Читаем Литература и фольклорная традиция. Вопросы поэтики полностью

Литературные повествовательные жанры, и прежде всего различные разновидности романа, современными исследователями возводятся одни-к карнавальному3, другие-к сказочному4, третьи-к балладному5 архетипу. В некоторых литературах (в адыгейской, например) родословная романа восходит, очевидно, к героическому эпосу6. В то же время, наряду с романом, как его своеобразное ответвление и развитие, существует сравнительно молодая повествовательная форма (восходящая к Чехову и потому известная подчас как "русская форма"), типологически сопоставимая с народной лирической песней при полном, или при почти полном, отсутствии прямых контактов между ними.

Анализ лирической ситуации и явлений поэтики, связанных с ситуацией в народной песне, с одной стороны, и рассмотрение "русской формы" в плане ее лиризма-с другой, должны помочь в поисках истоков этого типологического сходства. С целью проверки и уточнения критерии, которые при этом будут выработаны, применяются для решения дискуссионного вопроса о судьбах незавершенного чеховского романа.

Лирическая ситуация в фольклоре

Начало сознательного художественного вымысла-в сказке. Получив в художественном творчестве право на существование, вымысел на первых порах тщательно избегал всякого правдоподобия, стремился представить все "наоборот" - и в результате оказывался в большей зависимости от утилитарно ориентированного повествования, чем это на первый взгляд кажется. Если по установившейся прежде традиции лишь то считалось достойным внимания, что прошло проверку общим опытом (отсюда опора либо на всеобщее мнение "говорят", либо на всеобщий авторитет-"так говорит Заратустра", "так сказал Байаме")7, то ссылка на личный опыт-"я" повествователя-становится верным признаком, четкой маркировкой вымысла(который оставался пока символам неправдоподобия).

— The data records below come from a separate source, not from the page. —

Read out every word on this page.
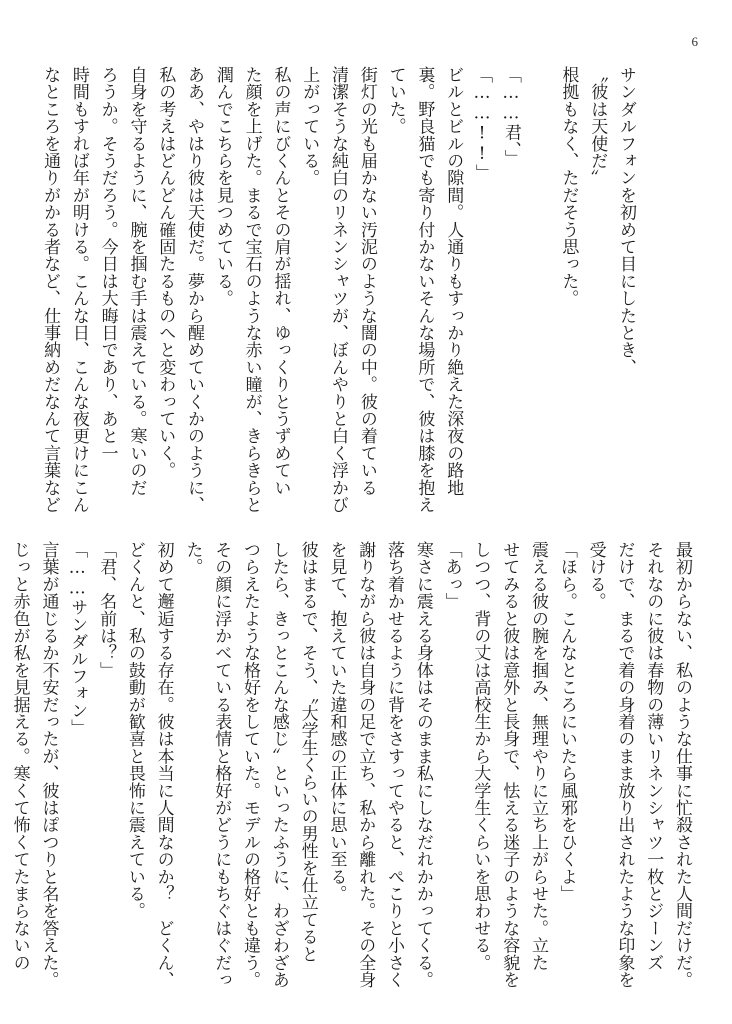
6
サンダルフォンを初めて目にしたとき、
〝彼は天使だ〟
根拠もなく、ただそう思った。
「……君、」
「……!!」
ビルとビルの隙間。人通りもすっかり絶えた深夜の路地
裏。野良猫でも寄り付かないそんな場所で、彼は膝を抱え
ていた。
街灯の光も届かない汚泥のような闇の中。彼の着ている
清潔そうな純白のリネンシャツが、ぼんやりと白く浮かび
上がっている。
私の声にびくんとその肩が揺れ、ゆっくりとうずめてい
た顔を上げた。まるで宝石のような赤い瞳が、きらきらと
潤んでこちらを見つめている。
ああ、やはり彼は天使だ。夢から醒めていくかのように、
私の考えはどんどん確固たるものへと変わっていく。
自身を守るように、腕を掴む手は震えている。寒いのだ
ろうか。そうだろう。今日は大晦日であり、あと一
時間もすれば年が明ける。こんな日、こんな夜更けにこん
なところを通りがかる者など、仕事納めだなんて言葉など
最初からない、私のような仕事に忙殺された人間だけだ。
それなのに彼は春物の薄いリネンシャツ一枚とジーンズ
だけで、まるで着の身着のまま放り出されたような印象を
受ける。
「ほら。こんなところにいたら風邪をひくよ」
震える彼の腕を掴み、無理やりに立ち上がらせた。立た
せてみると彼は意外と長身で、怯える迷子のような容貌を
しつつ、背の丈は高校生から大学生くらいを思わせる。
「あっ」
寒さに震える身体はそのまま私にしなだれかかってくる。
落ち着かせるように背をさすってやると、ぺこりと小さく
謝りながら彼は自身の足で立ち、私から離れた。その全身
を見て、抱えていた違和感の正体に思い至る。
彼はまるで、そう、〝大学生くらいの男性を仕立てると
したら、きっとこんな感じ〟といったふうに、わざわざあ
つらえたような格好をしていた。モデルの格好とも違う。
その顔に浮かべている表情と格好がどうにもちぐはぐだっ
た。
初めて邂逅する存在。彼は本当に人間なのか？　どくん、
どくんと、私の鼓動が歓喜と畏怖に震えている。
「君、名前は？」
「……サンダルフォン」
言葉が通じるか不安だったが、彼はぽつりと名を答えた。
じっと赤色が私を見据える。寒くて怖くてたまらないの
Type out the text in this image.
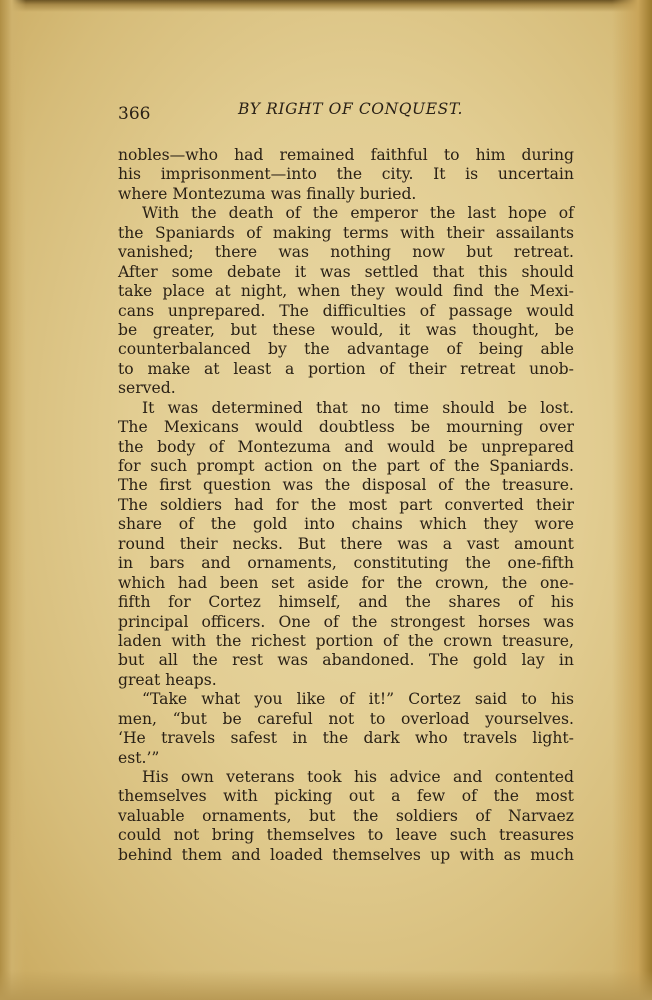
366	BY RIGHT OF CONQUEST.
nobles—who had remained faithful to him during
his imprisonment—into the city. It is uncertain
where Montezuma was finally buried.
With the death of the emperor the last hope of
the Spaniards of making terms with their assailants
vanished; there was nothing now but retreat.
After some debate it was settled that this should
take place at night, when they would find the Mexi-
cans unprepared. The difficulties of passage would
be greater, but these would, it was thought, be
counterbalanced by the advantage of being able
to make at least a portion of their retreat unob-
served.
It was determined that no time should be lost.
The Mexicans would doubtless be mourning over
the body of Montezuma and would be unprepared
for such prompt action on the part of the Spaniards.
The first question was the disposal of the treasure.
The soldiers had for the most part converted their
share of the gold into chains which they wore
round their necks. But there was a vast amount
in bars and ornaments, constituting the one-fifth
which had been set aside for the crown, the one-
fifth for Cortez himself, and the shares of his
principal officers. One of the strongest horses was
laden with the richest portion of the crown treasure,
but all the rest was abandoned. The gold lay in
great heaps.
“Take what you like of it!” Cortez said to his
men, “but be careful not to overload yourselves.
‘He travels safest in the dark who travels light-
est.’”
His own veterans took his advice and contented
themselves with picking out a few of the most
valuable ornaments, but the soldiers of Narvaez
could not bring themselves to leave such treasures
behind them and loaded themselves up with as much
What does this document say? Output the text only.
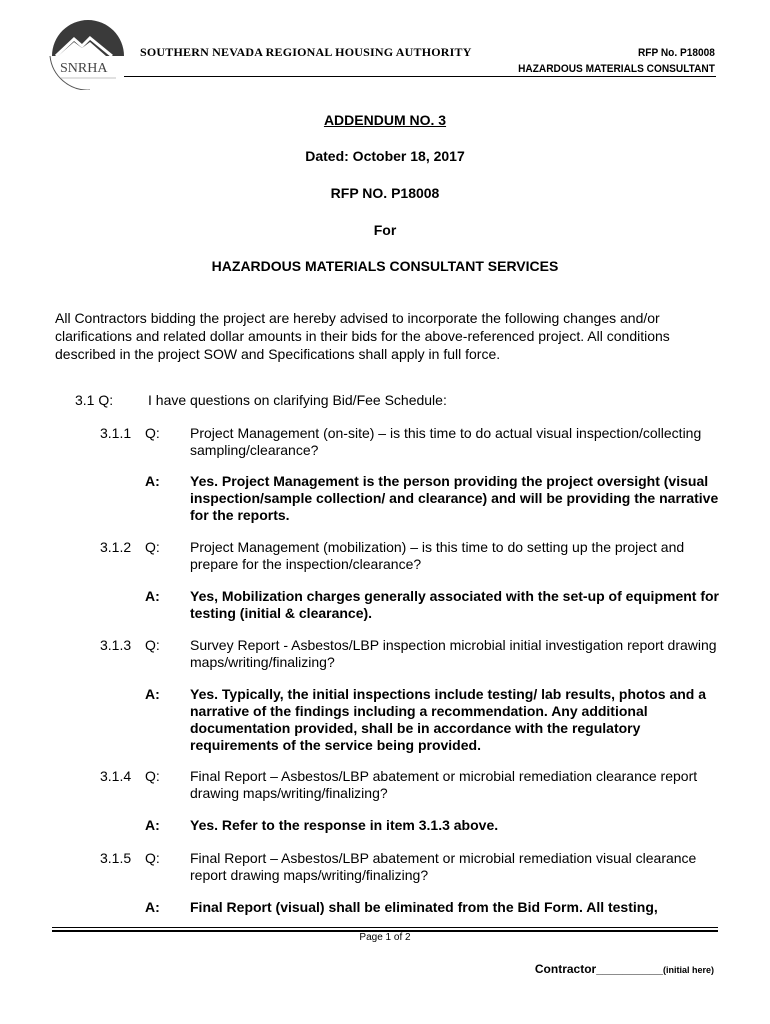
SNRHA
SOUTHERN NEVADA REGIONAL HOUSING AUTHORITY	RFP No. P18008
HAZARDOUS MATERIALS CONSULTANT
ADDENDUM NO. 3
Dated: October 18, 2017
RFP NO. P18008
For
HAZARDOUS MATERIALS CONSULTANT SERVICES
All Contractors bidding the project are hereby advised to incorporate the following changes and/or clarifications and related dollar amounts in their bids for the above-referenced project. All conditions described in the project SOW and Specifications shall apply in full force.
3.1 Q: I have questions on clarifying Bid/Fee Schedule:
3.1.1 Q: Project Management (on-site) – is this time to do actual visual inspection/collecting sampling/clearance?
A: Yes. Project Management is the person providing the project oversight (visual inspection/sample collection/ and clearance) and will be providing the narrative for the reports.
3.1.2 Q: Project Management (mobilization) – is this time to do setting up the project and prepare for the inspection/clearance?
A: Yes, Mobilization charges generally associated with the set-up of equipment for testing (initial & clearance).
3.1.3 Q: Survey Report - Asbestos/LBP inspection microbial initial investigation report drawing maps/writing/finalizing?
A: Yes. Typically, the initial inspections include testing/ lab results, photos and a narrative of the findings including a recommendation. Any additional documentation provided, shall be in accordance with the regulatory requirements of the service being provided.
3.1.4 Q: Final Report – Asbestos/LBP abatement or microbial remediation clearance report drawing maps/writing/finalizing?
A: Yes. Refer to the response in item 3.1.3 above.
3.1.5 Q: Final Report – Asbestos/LBP abatement or microbial remediation visual clearance report drawing maps/writing/finalizing?
A: Final Report (visual) shall be eliminated from the Bid Form. All testing,
Page 1 of 2
Contractor__________(initial here)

Вот почему повествование от первого лица утверждается в жанре сказки-небылицы-вымысла, который не претендует не только на веру, но не требует даже того условного доверия, которым пользуются другие виды сказки (там повествование ведется все-таки не от первого, а от третьего лица).

Наличие пародирования в сказке бытовой (а она в ряде мест явно отталкивается от волшебной: жадная баба верит в чудесные свойства топора и варит из него щи; глупый барин, соблюдая запрет, караулит шалку с "птицей" и т. п.), а тем более в сказке докучной, где слово часто "буксует", - уже знаменует отказ от однозначной взаимозависимости слова и дела. Тот факт, что эта зависимость может быть иной, чем в волшебной сказке, говорит о появившейся возможности выбора того или иного вида связи между речью и действием, причем каждый сказочный жанр делает свой выбор. Различия в характере соответствия слова и дела наблюдаются между сказочными жанрами, внутри же каждого из них взаимоотношение по-прежнему однозначно. Во всех случаях относительно реальности действия существует полная определенность: будучи упомянутым, оно либо непременно, неотвратимо, вне зависимости от модальности слова, совершалось (пусть и в тридевятом царстве), т. е. между словом и делом устанавливалось полное соответствие, либо реальность его отрицалась категорически, с порога-уже с жанровой характеристики: небылица, и тем самым провозглашалось полное несоответствие между словом и делом.

В лирической песне многообразие отношений между речью и событием раскрывается как внутренняя возможность жанра. Лирическая песня стирает границы между тем, что было, и тем, что может случиться, между видением и представлением. Объясняется это специфической ролью художественного вымысла в песне, в конечном счете-эстетическими отношениями песни к действительности.

Сюжетная ситуация и модальность повествования

Вымысел, который до этого утвердился как средство изображения нереальных событий, в лирике становится средством передачи неявного - вероятного или невидимого, мыслей л чувств человеческих. Тайное, непроявившееся, недоступное человеческому взору и слуху-лирика делает предметом изображения, не прибегая к содействию чудесных помощников или к мертвой и живой воде. Чтобы умерший герой сказки заговорил, ему необходимо воскреснуть. Герой песни после своей смерти обращается к живым, пользуясь лирической неоднозначностью речи ("если бы мог говорить, сказал бы...") 8. Не удивительно, что в истории лирики, начиная с древнего Египта, надгробные надписи от первого лица предшествовали эпитафиям, и от них же ведут начало автобиографии. Русской народной лирике хорошо известна эта форма разговора мертвого с живыми 9, столь блестяще использованная Твардовским в его знаменитом "Я убит подо Ржевом".